Вместе с тем, изменилось время и прежняя тактика насаждения определенных мифов в массовое сознание уже не срабатывала — после оттепели, после десятилетия брежневского застоя. Не случайно ведь, что в этом контексте ничего страшного, слава богу, с Сулейменовым не произошло. Да, устроили показательное заседание в Академии Наук, да, опубликовали заказные статьи в журналах и газетах, где, впрочем, ничего кроме явно ненаучных аргументов в стиле «сам дурак» приведено не было. Но дальнейшая судьба автора была вполне благополучной. Такое было бы немыслимо еще двадцать лет назад. А открывшиеся глубина и драматизм поэмы, о которых вы справедливо говорите, и которые эту поэму ставят сразу же в один ряд с лучшими образцами мировой эпической поэзии, не были на самом деле теми категориями, которые интересовали идеологов от науки и от государства. Они просто цеплялись к филологическим деталям, чтобы не говорить о более важных вещах, например, о шовинизме, о европоцентризме, о ложных и далеко не невинных основаниях индоевропеистики, в рамках которой работало и продолжает работать большинство ученых, принявших участие в дискуссиях. Ведь сегодня ни для кого не секрет, что в XIX столетии вырвавшаяся окончательно вперед Европа (вернее, ее сердце – Англия, Франция и Германия) пытается утяжелить собственную историю и к уже присвоенной контрабандно Древней Греции добавить что-то еще более древнее, чем и оказывается арийская (индоевропейская) языковая теория. Конечно, внешне эти поиски ведутся в рамках вполне благородной идеи поиска праязыка и общего происхождения части человечества. Но вот незадача, далеко не все народы включаются в эту часть. Многие остаются за бортом и объявляются отсталыми, внеисторичными и т.д. нечто подобное, но в меньших масштабах мы видим и в России и, в частности, на примере официальных интерпретаций «Слова», искусственно «одревнявших» российское самосознание, державный пафос, коллективный патриотизм и выпрямлявших и упрощавших реальную историю и ее нравственную оценку современниками.

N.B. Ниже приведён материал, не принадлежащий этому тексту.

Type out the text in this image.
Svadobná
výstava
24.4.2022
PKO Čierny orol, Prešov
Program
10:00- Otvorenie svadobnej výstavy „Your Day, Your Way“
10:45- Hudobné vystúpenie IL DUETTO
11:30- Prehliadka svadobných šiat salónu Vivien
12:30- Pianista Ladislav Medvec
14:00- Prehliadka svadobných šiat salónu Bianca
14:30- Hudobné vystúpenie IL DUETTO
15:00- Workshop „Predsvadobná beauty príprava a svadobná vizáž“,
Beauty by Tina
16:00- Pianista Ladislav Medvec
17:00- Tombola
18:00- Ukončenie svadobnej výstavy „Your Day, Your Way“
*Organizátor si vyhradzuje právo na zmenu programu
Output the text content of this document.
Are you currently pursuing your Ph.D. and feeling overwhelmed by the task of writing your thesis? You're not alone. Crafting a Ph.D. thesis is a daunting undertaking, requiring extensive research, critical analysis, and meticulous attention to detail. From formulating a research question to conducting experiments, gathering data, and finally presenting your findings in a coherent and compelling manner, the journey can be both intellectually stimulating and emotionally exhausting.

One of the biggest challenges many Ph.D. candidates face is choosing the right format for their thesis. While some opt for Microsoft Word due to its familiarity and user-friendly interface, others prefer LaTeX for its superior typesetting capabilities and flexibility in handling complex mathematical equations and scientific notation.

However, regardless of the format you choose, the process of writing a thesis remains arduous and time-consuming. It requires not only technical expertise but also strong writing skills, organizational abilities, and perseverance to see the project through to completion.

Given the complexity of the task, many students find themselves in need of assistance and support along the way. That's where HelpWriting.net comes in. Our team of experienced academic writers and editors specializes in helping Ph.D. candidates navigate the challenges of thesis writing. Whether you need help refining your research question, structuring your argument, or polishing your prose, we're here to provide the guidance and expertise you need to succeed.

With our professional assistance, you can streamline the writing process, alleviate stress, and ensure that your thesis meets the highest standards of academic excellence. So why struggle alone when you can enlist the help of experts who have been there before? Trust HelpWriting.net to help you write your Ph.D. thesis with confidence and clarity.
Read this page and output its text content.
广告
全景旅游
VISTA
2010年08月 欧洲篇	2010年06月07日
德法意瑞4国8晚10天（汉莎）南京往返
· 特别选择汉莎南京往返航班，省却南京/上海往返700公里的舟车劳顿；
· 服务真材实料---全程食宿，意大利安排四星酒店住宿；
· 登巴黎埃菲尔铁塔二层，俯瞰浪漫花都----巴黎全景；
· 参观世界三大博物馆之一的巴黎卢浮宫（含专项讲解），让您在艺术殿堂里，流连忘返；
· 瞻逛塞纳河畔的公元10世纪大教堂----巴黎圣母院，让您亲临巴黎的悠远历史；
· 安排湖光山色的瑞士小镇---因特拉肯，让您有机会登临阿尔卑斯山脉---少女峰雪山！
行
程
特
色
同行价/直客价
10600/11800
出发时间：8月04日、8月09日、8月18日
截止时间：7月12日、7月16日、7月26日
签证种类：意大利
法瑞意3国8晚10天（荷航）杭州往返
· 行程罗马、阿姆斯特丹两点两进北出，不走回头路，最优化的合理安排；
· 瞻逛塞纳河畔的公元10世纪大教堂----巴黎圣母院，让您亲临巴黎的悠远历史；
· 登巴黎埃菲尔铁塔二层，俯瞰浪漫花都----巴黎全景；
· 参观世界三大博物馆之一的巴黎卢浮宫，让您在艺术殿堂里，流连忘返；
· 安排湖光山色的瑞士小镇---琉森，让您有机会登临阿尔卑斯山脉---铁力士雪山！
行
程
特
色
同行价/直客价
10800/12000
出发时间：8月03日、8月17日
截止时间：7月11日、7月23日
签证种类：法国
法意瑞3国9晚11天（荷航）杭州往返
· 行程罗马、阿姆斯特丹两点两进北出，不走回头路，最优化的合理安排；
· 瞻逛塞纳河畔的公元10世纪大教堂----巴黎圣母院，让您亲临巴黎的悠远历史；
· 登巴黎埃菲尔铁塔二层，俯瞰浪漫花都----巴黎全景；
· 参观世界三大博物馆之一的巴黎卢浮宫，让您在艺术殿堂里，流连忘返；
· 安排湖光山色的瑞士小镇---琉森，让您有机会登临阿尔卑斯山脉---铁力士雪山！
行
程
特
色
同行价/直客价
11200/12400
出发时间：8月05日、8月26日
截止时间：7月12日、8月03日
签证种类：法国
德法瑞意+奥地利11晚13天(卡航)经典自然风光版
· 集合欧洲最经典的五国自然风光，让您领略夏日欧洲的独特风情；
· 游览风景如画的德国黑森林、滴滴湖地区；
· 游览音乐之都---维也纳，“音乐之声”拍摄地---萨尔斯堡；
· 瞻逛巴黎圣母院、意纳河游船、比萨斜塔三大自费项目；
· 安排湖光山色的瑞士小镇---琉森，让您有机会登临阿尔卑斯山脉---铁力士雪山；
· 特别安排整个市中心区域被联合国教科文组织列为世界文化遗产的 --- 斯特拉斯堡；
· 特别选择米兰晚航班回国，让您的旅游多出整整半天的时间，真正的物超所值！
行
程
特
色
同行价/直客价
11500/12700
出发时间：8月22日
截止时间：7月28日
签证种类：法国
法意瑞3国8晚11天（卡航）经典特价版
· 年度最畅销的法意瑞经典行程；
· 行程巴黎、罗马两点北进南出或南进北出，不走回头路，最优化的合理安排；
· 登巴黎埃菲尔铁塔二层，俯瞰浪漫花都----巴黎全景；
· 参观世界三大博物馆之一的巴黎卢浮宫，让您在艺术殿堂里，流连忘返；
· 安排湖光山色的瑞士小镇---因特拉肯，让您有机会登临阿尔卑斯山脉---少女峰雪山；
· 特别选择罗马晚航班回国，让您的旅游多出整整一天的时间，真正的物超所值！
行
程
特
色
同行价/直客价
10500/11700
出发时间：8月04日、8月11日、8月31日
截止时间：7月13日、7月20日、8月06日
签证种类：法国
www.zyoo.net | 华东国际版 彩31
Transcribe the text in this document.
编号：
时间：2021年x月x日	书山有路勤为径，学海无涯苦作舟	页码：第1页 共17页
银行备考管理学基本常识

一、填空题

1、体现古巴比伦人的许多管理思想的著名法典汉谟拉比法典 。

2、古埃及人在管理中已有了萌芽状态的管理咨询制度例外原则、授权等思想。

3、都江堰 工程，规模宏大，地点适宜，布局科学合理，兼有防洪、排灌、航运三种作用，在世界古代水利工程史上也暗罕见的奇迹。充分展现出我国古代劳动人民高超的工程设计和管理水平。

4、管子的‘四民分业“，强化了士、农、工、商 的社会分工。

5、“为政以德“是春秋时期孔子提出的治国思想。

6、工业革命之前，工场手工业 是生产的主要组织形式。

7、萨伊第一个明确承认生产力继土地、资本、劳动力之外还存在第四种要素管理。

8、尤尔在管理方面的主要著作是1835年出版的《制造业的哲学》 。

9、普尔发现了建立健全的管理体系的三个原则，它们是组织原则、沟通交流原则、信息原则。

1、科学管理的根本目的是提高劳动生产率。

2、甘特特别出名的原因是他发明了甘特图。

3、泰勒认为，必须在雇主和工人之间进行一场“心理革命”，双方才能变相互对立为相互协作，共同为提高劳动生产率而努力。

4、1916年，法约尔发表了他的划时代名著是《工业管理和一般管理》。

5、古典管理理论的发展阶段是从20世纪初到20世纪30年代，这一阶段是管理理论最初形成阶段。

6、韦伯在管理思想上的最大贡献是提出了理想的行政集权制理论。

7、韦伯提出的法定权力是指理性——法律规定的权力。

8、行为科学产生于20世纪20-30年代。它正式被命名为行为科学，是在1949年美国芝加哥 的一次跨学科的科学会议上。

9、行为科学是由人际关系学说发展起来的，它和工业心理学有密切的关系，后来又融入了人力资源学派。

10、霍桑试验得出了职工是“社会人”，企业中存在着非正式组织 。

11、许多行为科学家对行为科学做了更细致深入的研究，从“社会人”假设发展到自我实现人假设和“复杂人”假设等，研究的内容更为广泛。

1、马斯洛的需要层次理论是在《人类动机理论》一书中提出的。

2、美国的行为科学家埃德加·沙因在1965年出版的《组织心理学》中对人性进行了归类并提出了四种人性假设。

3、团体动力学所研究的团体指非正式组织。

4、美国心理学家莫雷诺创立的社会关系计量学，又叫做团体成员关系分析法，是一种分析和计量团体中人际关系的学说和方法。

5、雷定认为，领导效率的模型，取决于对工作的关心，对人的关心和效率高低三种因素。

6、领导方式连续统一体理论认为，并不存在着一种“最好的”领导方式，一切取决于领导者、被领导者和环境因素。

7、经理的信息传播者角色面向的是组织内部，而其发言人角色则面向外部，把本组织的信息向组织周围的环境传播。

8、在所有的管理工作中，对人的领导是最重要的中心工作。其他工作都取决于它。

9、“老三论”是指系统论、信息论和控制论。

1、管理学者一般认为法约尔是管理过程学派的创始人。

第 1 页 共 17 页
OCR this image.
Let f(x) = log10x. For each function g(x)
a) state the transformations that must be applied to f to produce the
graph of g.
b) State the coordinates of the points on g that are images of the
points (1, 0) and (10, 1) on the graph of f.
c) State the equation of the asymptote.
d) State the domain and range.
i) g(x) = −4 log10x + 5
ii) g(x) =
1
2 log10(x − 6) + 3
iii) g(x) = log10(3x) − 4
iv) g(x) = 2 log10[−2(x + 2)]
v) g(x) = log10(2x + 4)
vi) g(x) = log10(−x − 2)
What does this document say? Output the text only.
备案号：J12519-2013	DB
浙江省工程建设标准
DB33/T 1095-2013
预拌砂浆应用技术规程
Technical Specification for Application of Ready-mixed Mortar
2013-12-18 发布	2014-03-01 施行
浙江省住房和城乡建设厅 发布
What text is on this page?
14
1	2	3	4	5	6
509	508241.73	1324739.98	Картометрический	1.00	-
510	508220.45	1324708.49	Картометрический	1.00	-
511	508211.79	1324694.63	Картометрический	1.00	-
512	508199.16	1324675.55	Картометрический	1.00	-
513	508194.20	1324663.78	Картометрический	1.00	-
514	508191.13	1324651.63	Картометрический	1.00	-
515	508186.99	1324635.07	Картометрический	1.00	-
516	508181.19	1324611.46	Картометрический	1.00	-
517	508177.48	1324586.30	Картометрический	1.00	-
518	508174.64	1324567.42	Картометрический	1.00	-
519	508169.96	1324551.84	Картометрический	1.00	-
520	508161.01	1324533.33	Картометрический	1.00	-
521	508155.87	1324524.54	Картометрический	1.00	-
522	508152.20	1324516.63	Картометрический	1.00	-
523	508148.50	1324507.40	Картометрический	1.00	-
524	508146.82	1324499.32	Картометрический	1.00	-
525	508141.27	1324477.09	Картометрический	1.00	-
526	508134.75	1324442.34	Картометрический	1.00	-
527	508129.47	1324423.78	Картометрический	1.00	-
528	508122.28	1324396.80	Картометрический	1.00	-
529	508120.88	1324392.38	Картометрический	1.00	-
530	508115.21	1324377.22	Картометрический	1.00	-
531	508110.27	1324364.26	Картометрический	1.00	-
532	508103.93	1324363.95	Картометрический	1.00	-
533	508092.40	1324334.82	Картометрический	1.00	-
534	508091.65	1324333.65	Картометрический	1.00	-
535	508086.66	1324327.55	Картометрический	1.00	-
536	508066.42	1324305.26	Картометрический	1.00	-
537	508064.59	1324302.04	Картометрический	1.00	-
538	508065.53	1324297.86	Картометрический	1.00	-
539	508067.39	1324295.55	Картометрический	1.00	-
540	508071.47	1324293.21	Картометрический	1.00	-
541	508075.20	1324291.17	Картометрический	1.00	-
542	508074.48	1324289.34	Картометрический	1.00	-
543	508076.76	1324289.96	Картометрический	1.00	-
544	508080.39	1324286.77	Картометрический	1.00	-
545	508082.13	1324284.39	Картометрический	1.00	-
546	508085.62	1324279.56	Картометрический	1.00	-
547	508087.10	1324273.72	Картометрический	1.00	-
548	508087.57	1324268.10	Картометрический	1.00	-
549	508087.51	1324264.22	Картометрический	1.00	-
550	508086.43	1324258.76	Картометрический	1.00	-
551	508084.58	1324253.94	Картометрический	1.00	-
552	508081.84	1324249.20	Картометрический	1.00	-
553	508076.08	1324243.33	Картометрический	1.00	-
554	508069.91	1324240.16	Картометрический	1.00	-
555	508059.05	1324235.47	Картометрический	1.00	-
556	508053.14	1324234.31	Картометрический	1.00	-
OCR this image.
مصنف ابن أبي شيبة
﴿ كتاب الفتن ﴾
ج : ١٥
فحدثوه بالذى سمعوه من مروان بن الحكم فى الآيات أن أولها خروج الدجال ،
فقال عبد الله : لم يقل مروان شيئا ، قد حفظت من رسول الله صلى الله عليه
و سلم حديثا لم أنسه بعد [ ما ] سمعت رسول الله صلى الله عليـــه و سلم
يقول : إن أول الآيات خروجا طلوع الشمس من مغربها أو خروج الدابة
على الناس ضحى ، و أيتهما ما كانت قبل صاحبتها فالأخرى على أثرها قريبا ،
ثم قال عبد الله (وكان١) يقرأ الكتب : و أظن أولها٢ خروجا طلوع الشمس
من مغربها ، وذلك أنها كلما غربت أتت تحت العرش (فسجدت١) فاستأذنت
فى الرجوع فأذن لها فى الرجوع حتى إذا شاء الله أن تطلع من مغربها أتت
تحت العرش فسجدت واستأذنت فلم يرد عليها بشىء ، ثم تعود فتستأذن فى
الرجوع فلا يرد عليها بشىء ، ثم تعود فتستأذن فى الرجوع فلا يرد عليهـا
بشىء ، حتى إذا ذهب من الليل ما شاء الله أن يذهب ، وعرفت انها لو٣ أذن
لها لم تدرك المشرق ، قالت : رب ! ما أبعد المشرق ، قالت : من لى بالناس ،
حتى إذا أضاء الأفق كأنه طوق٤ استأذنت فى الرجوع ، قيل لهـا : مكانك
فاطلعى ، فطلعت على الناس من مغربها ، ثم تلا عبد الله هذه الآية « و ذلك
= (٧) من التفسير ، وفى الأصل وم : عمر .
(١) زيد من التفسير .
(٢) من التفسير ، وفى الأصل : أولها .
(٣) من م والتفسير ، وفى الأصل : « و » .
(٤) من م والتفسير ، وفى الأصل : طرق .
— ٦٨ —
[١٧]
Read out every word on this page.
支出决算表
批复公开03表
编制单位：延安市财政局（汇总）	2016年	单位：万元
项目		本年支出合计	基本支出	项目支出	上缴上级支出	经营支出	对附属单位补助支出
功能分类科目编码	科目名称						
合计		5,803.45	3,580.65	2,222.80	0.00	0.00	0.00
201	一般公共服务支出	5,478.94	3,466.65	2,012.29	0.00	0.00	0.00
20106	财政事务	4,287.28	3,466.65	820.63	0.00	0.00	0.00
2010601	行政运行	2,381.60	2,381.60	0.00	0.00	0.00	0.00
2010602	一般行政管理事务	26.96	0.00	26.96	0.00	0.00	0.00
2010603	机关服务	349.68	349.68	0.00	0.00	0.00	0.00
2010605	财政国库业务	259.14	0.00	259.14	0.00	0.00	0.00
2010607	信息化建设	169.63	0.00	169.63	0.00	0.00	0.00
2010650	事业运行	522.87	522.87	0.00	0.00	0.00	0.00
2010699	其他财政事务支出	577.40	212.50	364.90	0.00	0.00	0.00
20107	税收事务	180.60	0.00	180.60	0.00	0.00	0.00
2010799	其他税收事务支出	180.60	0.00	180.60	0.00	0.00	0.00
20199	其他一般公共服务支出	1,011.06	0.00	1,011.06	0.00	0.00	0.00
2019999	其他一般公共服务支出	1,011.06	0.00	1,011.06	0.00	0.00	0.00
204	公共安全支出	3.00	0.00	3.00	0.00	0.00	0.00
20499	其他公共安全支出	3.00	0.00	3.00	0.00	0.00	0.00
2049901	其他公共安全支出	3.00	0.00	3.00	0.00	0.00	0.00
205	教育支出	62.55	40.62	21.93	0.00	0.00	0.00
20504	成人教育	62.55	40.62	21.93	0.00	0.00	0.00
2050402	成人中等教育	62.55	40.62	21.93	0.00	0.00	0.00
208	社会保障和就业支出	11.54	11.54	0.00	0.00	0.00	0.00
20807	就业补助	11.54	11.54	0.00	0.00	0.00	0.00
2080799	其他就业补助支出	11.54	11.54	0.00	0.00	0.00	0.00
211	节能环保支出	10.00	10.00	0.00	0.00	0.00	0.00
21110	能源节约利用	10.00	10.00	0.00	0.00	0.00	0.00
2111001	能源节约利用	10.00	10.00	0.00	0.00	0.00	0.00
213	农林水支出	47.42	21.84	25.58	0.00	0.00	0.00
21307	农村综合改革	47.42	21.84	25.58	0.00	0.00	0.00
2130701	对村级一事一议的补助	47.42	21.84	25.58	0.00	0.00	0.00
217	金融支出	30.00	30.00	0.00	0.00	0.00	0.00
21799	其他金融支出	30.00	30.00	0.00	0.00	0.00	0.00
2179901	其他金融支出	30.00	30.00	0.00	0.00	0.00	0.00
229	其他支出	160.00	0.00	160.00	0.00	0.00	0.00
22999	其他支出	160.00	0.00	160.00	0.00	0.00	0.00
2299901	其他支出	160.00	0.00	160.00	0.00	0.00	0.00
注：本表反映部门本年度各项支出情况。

Кроме того здесь сказывалось и замешательство по поводу неясного жанра книги, о котором я говорила выше. Как ее оценивать, как исследование, которое обязано быть объективным, или как художественное произведение, чью идеологию и эстетические достоинства можно и должно поставить под сомнение? На эти грабли наступили очень многие интерпретаторы «АЗ и Я», в частности, Д.С. Лихачев.

— Можно ли считать книгу "Аз и Я" покушением на науку со стороны дилетанта или вы не рассматриваете поэта как дилетанта?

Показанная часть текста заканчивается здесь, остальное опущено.